Pastors as Friendless Leaders??
In one of my classes yesterday we were talking about role identity issues and boundaries in the pastorate. How do you know when to say what? When you give advice, it is always as the pastor? Or can it sometimes be simply as a friend? Is there a difference?
I was surprised at the division in opinion amongst the class. Some people were extremely adamate about the fact that pastors should not make friends within their own congregations. Other people couldn't understand how a pastor couldn't make friends in his own church.
Those who argued against friendship said that a pastor may lose all respect if she tells people her true struggles and thoughts. They said that they would rather be friendless than chance breaking up a healthy congregation if information of their "true life" got out.
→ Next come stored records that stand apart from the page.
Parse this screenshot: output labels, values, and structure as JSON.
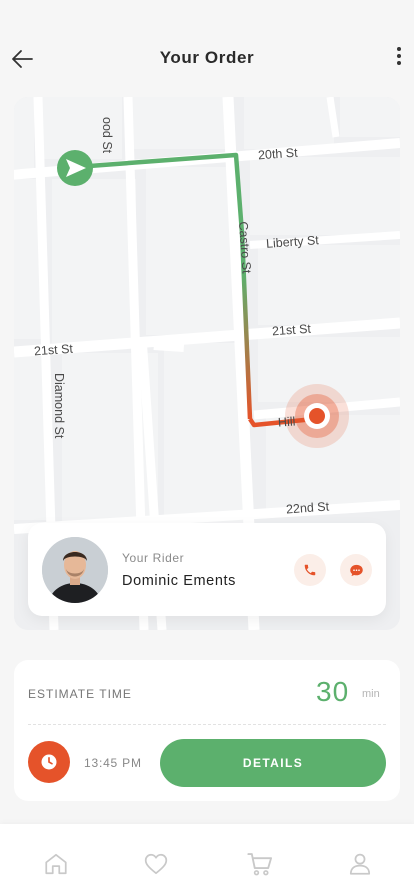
{
  "header": {
    "title": "Your Order",
    "back_icon": "arrow-left-icon",
    "menu_icon": "more-vertical-icon"
  },
  "map": {
    "streets": {
      "wood": "ood St",
      "twentieth": "20th St",
      "castro": "Castro St",
      "liberty": "Liberty St",
      "twentyfirst_right": "21st St",
      "twentyfirst_left": "21st St",
      "diamond": "Diamond St",
      "hill": "Hill",
      "twentysecond": "22nd St"
    },
    "route_colors": {
      "start": "#5cb06d",
      "end": "#e5532a"
    },
    "start_icon": "navigation-arrow-icon",
    "destination_icon": "location-target-icon"
  },
  "rider": {
    "caption": "Your Rider",
    "name": "Dominic Ements",
    "call_icon": "phone-icon",
    "chat_icon": "chat-bubble-icon"
  },
  "estimate": {
    "label": "ESTIMATE TIME",
    "value": "30",
    "unit": "min",
    "time": "13:45 PM",
    "details_label": "DETAILS",
    "clock_icon": "clock-icon"
  },
  "tabbar": {
    "items": [
      "home-icon",
      "heart-icon",
      "cart-icon",
      "profile-icon"
    ]
  },
  "colors": {
    "accent_green": "#5cb06d",
    "accent_orange": "#e5532a"
  }
}
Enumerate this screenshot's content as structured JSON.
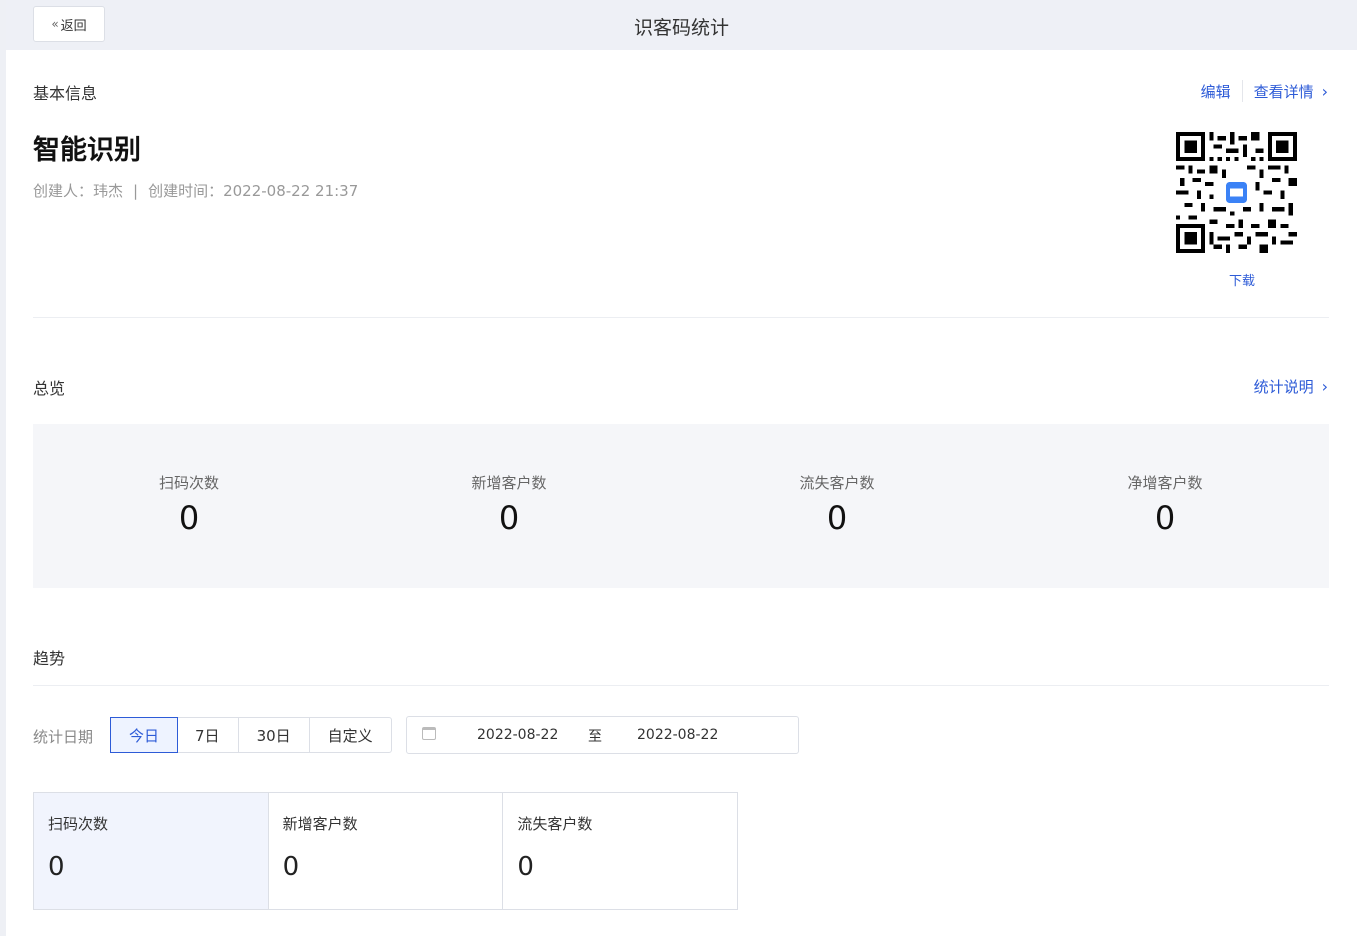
{
  "header": {
    "back_label": "返回",
    "title": "识客码统计"
  },
  "basic": {
    "section_title": "基本信息",
    "edit_label": "编辑",
    "detail_label": "查看详情",
    "name": "智能识别",
    "creator_label": "创建人：玮杰",
    "created_label": "创建时间：2022-08-22 21:37",
    "download_label": "下载"
  },
  "overview": {
    "section_title": "总览",
    "help_label": "统计说明",
    "items": [
      {
        "label": "扫码次数",
        "value": "0"
      },
      {
        "label": "新增客户数",
        "value": "0"
      },
      {
        "label": "流失客户数",
        "value": "0"
      },
      {
        "label": "净增客户数",
        "value": "0"
      }
    ]
  },
  "trend": {
    "section_title": "趋势",
    "filter_label": "统计日期",
    "options": [
      "今日",
      "7日",
      "30日",
      "自定义"
    ],
    "selected_option": "今日",
    "date_start": "2022-08-22",
    "date_separator": "至",
    "date_end": "2022-08-22",
    "cards": [
      {
        "label": "扫码次数",
        "value": "0"
      },
      {
        "label": "新增客户数",
        "value": "0"
      },
      {
        "label": "流失客户数",
        "value": "0"
      }
    ],
    "active_card": "扫码次数"
  },
  "colors": {
    "accent": "#2d5bd7",
    "background": "#eef0f5",
    "panel": "#f5f6f9"
  }
}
Those who argued for friendship couldn't imagine how a pastor could encourage community in his/her congregation without being in true community themselves. Granted, this would look different in various size churces. However, a pastor who has no genuine friends in a church seems vulnerable to burnout and the sinful dangers which accompany isolation. If the church is called to exist as a community of individuals who are together learning to live like Christ, then how can a pastor not be friends with anyone?
What do you think? Is it possible to not have friends in your congregation? It is possible to have friends and still retain some personal boundaries? Where do you draw the line between professional and personal?
Or should there even be a line at all??